You offered me FORM B.2 ten minutes after I said that my sadness came from living in a difficult period in history, when I didn’t know what I should be doing given the dire circumstances all around me. 

You thought out loud, nervously, that if I policed my language I might feel better. It was an honest offering, though completely inadequate and poorly delivered.

I don’t have a problem with language, I have a problem with how we see ourselves as useless non-members of our society whose powers are limited to using or not using plastic bags. It seems like a problem within the framework of CBT, that I identify as a member of my society. No amount of positive thinking will make my success a gift in the face of mass extinction, and specific to our town, Indigenous genocide. 

  1. Inability to disconfirm: You reject any evidence or arguments that might contradict your negative thoughts. For example when you have the thought “I’m unlovable,” you reject as irrelevant any evidence that people like you. Consequently, your thought cannot be refuted. “That’s not the real issue. There are deeper problems. There are other factors.”

I am not only a member of my society, I am also its product. 

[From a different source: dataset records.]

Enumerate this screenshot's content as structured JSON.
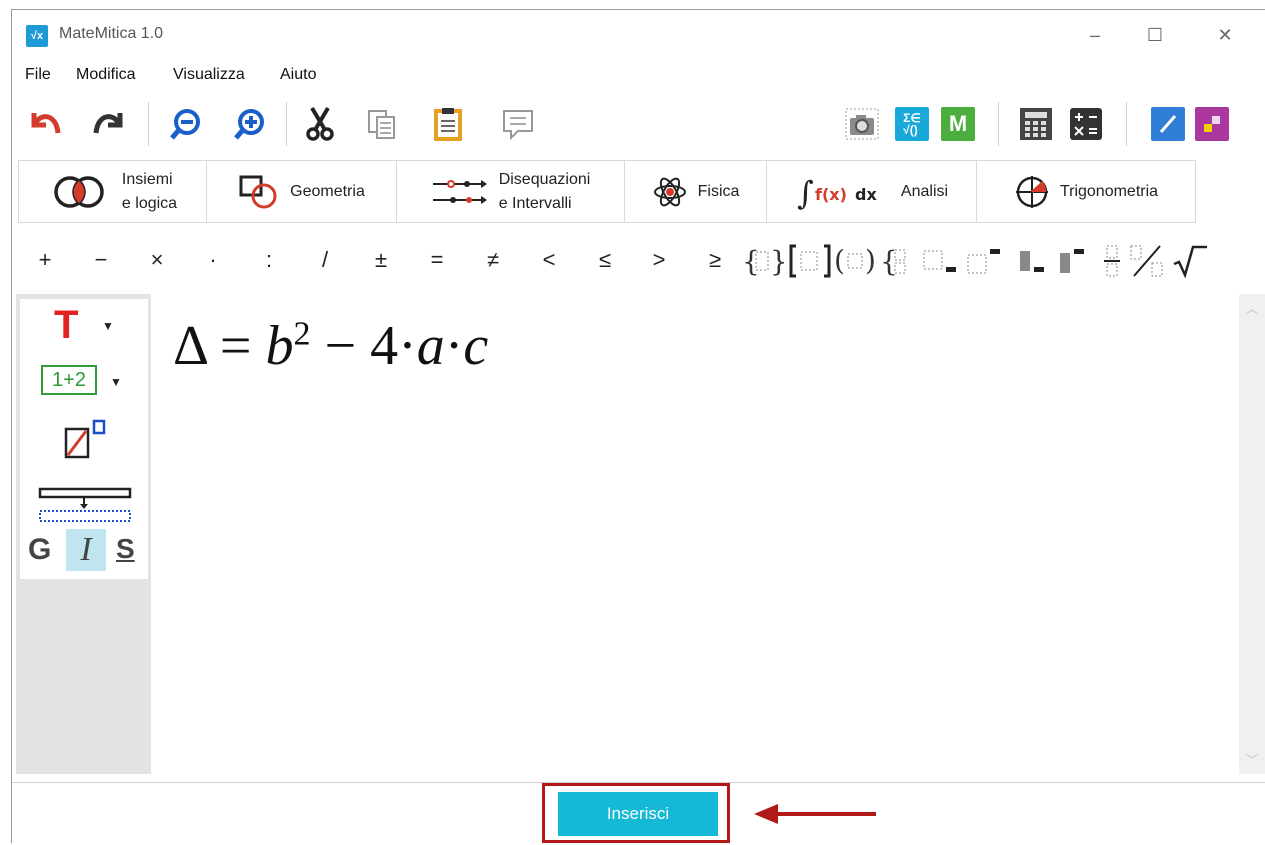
{
  "window": {
    "title": "MateMitica 1.0",
    "app_icon_text": "√x"
  },
  "menu": [
    "File",
    "Modifica",
    "Visualizza",
    "Aiuto"
  ],
  "tabs": [
    {
      "line1": "Insiemi",
      "line2": "e logica"
    },
    {
      "line1": "Geometria",
      "line2": ""
    },
    {
      "line1": "Disequazioni",
      "line2": "e Intervalli"
    },
    {
      "line1": "Fisica",
      "line2": ""
    },
    {
      "line1": "Analisi",
      "line2": ""
    },
    {
      "line1": "Trigonometria",
      "line2": ""
    }
  ],
  "symbols": [
    "+",
    "−",
    "×",
    "·",
    ":",
    "/",
    "±",
    "=",
    "≠",
    "<",
    "≤",
    ">",
    "≥"
  ],
  "sidebar": {
    "text_tool": "T",
    "number_tool": "1+2",
    "bold": "G",
    "italic": "I",
    "underline": "S"
  },
  "toolbar_apps": {
    "m_label": "M"
  },
  "formula": {
    "delta": "Δ",
    "equals": "=",
    "b": "b",
    "exp": "2",
    "minus": "−",
    "four": "4",
    "dot": "·",
    "a": "a",
    "c": "c"
  },
  "footer": {
    "insert_label": "Inserisci"
  },
  "colors": {
    "accent": "#14b9d6",
    "highlight": "#b21a1a"
  }
}
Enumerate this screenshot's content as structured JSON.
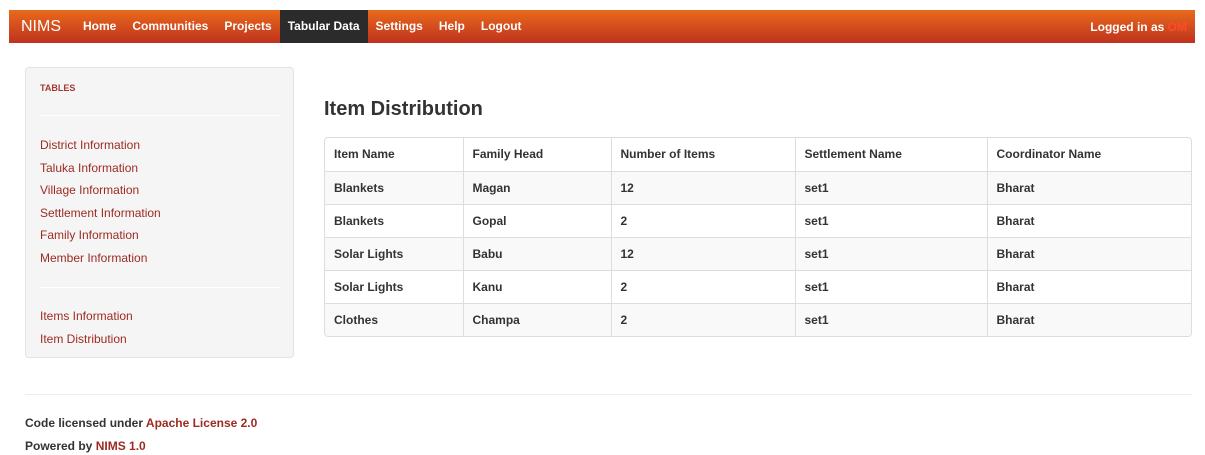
{
  "navbar": {
    "brand": "NIMS",
    "items": [
      {
        "label": "Home"
      },
      {
        "label": "Communities"
      },
      {
        "label": "Projects"
      },
      {
        "label": "Tabular Data"
      },
      {
        "label": "Settings"
      },
      {
        "label": "Help"
      },
      {
        "label": "Logout"
      }
    ],
    "logged_in_prefix": "Logged in as",
    "user": "OM"
  },
  "sidebar": {
    "header": "TABLES",
    "group1": [
      {
        "label": "District Information"
      },
      {
        "label": "Taluka Information"
      },
      {
        "label": "Village Information"
      },
      {
        "label": "Settlement Information"
      },
      {
        "label": "Family Information"
      },
      {
        "label": "Member Information"
      }
    ],
    "group2": [
      {
        "label": "Items Information"
      },
      {
        "label": "Item Distribution"
      }
    ]
  },
  "main": {
    "title": "Item Distribution",
    "columns": [
      "Item Name",
      "Family Head",
      "Number of Items",
      "Settlement Name",
      "Coordinator Name"
    ],
    "rows": [
      [
        "Blankets",
        "Magan",
        "12",
        "set1",
        "Bharat"
      ],
      [
        "Blankets",
        "Gopal",
        "2",
        "set1",
        "Bharat"
      ],
      [
        "Solar Lights",
        "Babu",
        "12",
        "set1",
        "Bharat"
      ],
      [
        "Solar Lights",
        "Kanu",
        "2",
        "set1",
        "Bharat"
      ],
      [
        "Clothes",
        "Champa",
        "2",
        "set1",
        "Bharat"
      ]
    ]
  },
  "footer": {
    "license_prefix": "Code licensed under",
    "license_link": "Apache License 2.0",
    "powered_prefix": "Powered by",
    "powered_link": "NIMS 1.0"
  }
}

I am a person who has trouble waking up in the morning because I feel sad and overwhelmed. Partially, it is because I don’t know what I should do in the apocalypse. I am looking at ways of managing the depression so I can continue to exist without upsetting my partner, friends or cats with loud crying and screaming in the night. However, I believe that my depression, like everyone’s, is not something to be suppressed, ignored or overcome. In fact, I think it should be celebrated and room should be made for it. Though it is hard to believe, the only reason to overcome the depression is economic, though the economic system is irrational and has committed irreparable damage to every person it touches. The will to suppress or overcome depression was developed by the market, to keep people willing and able to work so much that they could never question the powerful forces controlling their working conditions or lives. Too much time in bed with depression means too many people thinking about ways not to work. You can never know how many people are in bed right now, plotting against the powerful, or how they will rewrite history. Your job exists to make sure that we won’t do that, that we can still want to go to work and that we can believe that it is a worthy purpose. You were hired by the university to be a cheerleader for University workers to continue to work despite the cranking, growing feelings of friction on the soft animals of our bodies.

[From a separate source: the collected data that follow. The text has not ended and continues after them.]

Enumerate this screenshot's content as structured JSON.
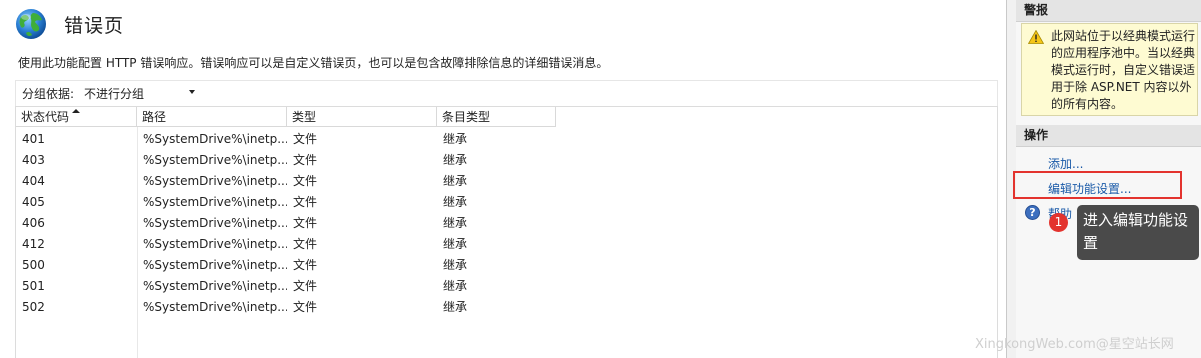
{
  "page": {
    "title": "错误页",
    "description": "使用此功能配置 HTTP 错误响应。错误响应可以是自定义错误页，也可以是包含故障排除信息的详细错误消息。"
  },
  "toolbar": {
    "group_by_label": "分组依据:",
    "group_by_value": "不进行分组"
  },
  "table": {
    "columns": [
      "状态代码",
      "路径",
      "类型",
      "条目类型"
    ],
    "sort_column": "状态代码",
    "sort_direction": "ascending",
    "rows": [
      {
        "code": "401",
        "path": "%SystemDrive%\\inetp...",
        "type": "文件",
        "entry": "继承"
      },
      {
        "code": "403",
        "path": "%SystemDrive%\\inetp...",
        "type": "文件",
        "entry": "继承"
      },
      {
        "code": "404",
        "path": "%SystemDrive%\\inetp...",
        "type": "文件",
        "entry": "继承"
      },
      {
        "code": "405",
        "path": "%SystemDrive%\\inetp...",
        "type": "文件",
        "entry": "继承"
      },
      {
        "code": "406",
        "path": "%SystemDrive%\\inetp...",
        "type": "文件",
        "entry": "继承"
      },
      {
        "code": "412",
        "path": "%SystemDrive%\\inetp...",
        "type": "文件",
        "entry": "继承"
      },
      {
        "code": "500",
        "path": "%SystemDrive%\\inetp...",
        "type": "文件",
        "entry": "继承"
      },
      {
        "code": "501",
        "path": "%SystemDrive%\\inetp...",
        "type": "文件",
        "entry": "继承"
      },
      {
        "code": "502",
        "path": "%SystemDrive%\\inetp...",
        "type": "文件",
        "entry": "继承"
      }
    ]
  },
  "alerts": {
    "title": "警报",
    "icon": "warning-icon",
    "message": "此网站位于以经典模式运行的应用程序池中。当以经典模式运行时，自定义错误适用于除 ASP.NET 内容以外的所有内容。"
  },
  "actions": {
    "title": "操作",
    "items": [
      {
        "label": "添加..."
      },
      {
        "label": "编辑功能设置..."
      },
      {
        "label": "帮助",
        "icon": "help-icon"
      }
    ]
  },
  "annotation": {
    "step_number": "1",
    "tooltip": "进入编辑功能设置",
    "highlight_color": "#e3332e"
  },
  "watermark": "XingkongWeb.com@星空站长网"
}
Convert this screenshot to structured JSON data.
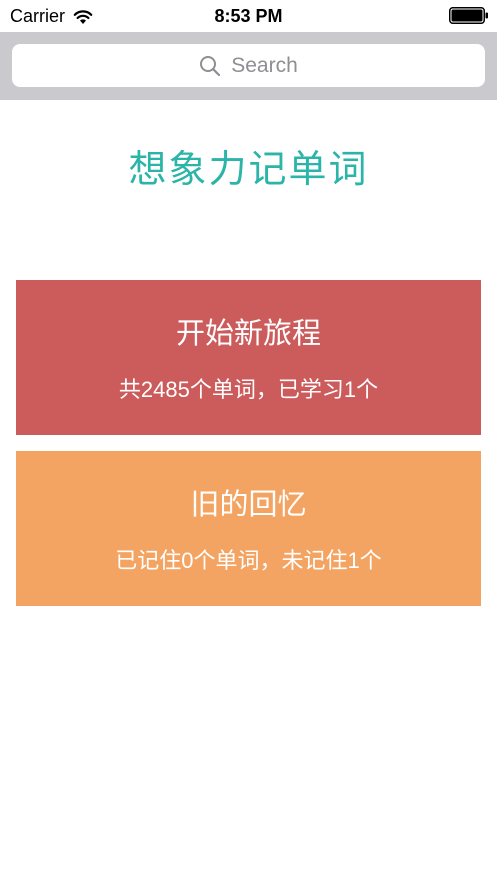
{
  "status_bar": {
    "carrier": "Carrier",
    "time": "8:53 PM"
  },
  "search": {
    "placeholder": "Search"
  },
  "app_title": "想象力记单词",
  "cards": [
    {
      "title": "开始新旅程",
      "subtitle": "共2485个单词，已学习1个",
      "color": "#cc5b5c"
    },
    {
      "title": "旧的回忆",
      "subtitle": "已记住0个单词，未记住1个",
      "color": "#f3a462"
    }
  ],
  "colors": {
    "accent": "#2bb5a9",
    "search_bar_bg": "#c9c9ce"
  },
  "icons": {
    "wifi": "wifi-icon",
    "battery": "battery-icon",
    "search": "search-icon"
  }
}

You called yourself an environmentalist for using fabric bags and glass jars from home when you shop at the bulk zone. You asked me if there was something similar that I could do, which would offer me a feeling of self satisfaction, a small dose of dopamine. Your attempt to comfort me gave me a suicidal idea mixed with a homicidal idea. Some mornings before you go to work, you might want to meditate on the idea that “too much work” is said to be a major contributor to global warming and the climate emergency?

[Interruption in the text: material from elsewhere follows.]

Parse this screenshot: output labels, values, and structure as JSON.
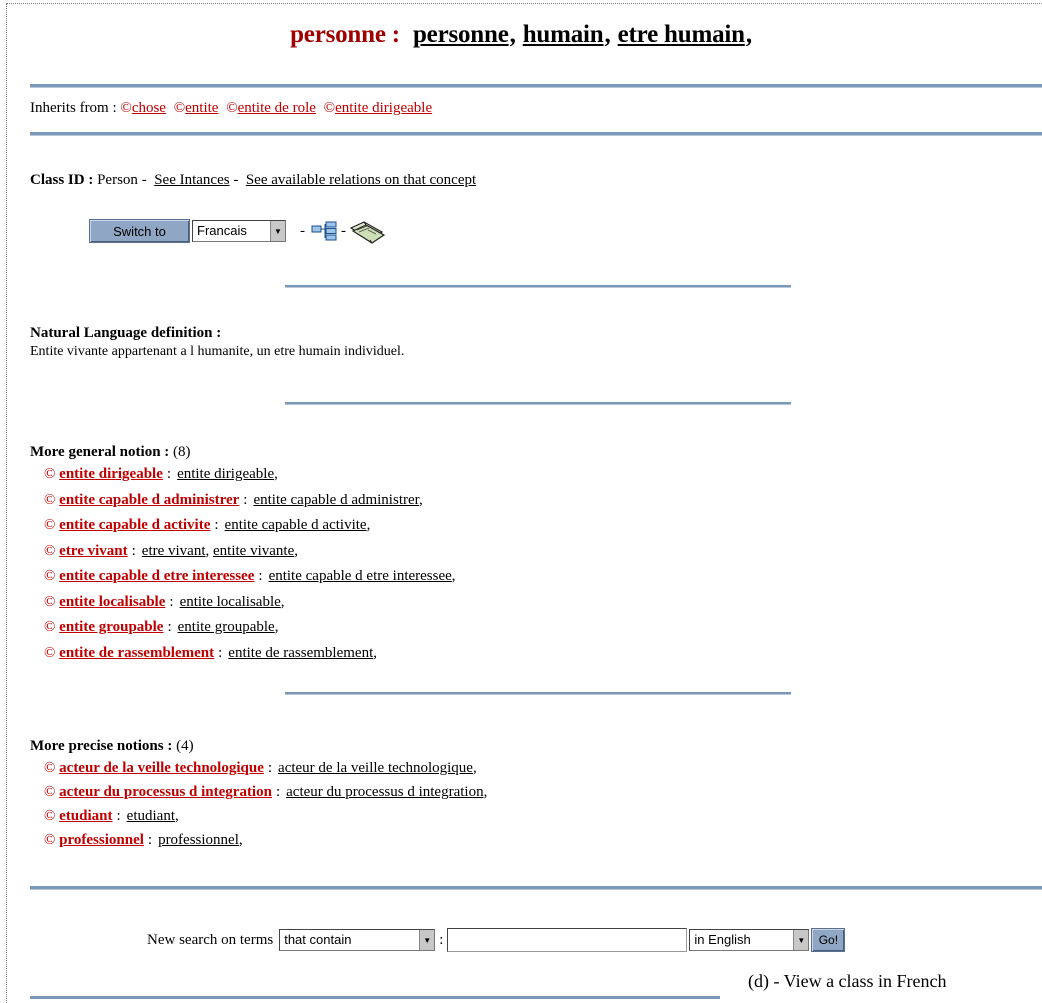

What if depression is actually communication from the unconscious (or something below that), announcing that we must stop what we are doing and adapt. Or what if for some, it is the off gassing of change that is already in process. My body and mind are receiving the message, that I need to change what I am doing, to seek out what I should be doing, in the apocalypse. It is hard and I don’t feel well. It is grinding me down into a different shape. I may never be happy. But if no one wonders what they should be doing at this time, wouldn’t that be terrifying? I like to think that my depression and anxiety are a part of a cosmic toolkit that every person is given, but I don’t think that the transformation I am experiencing is a rare condition, nor is it necessarily a disease to be fixed. When one person is depressed it is a mutable issue to be treated. When most people are depressed, it is an epigenetic upsurgence.

WITH GRATITUDE,

Janice

PS I am grateful that you told me that I should write in a gratitude journal for all the things that I have, many of which are denied to other people in our society. I should be grateful that the powerful decided that I deserved to continue to live and reproduce their horrible power structures, while the surplus populations are kept from accessing life at all. I’m glad that you told me to do that because I thought in some way that it was only a rumour that CBT practitioners could actually say that.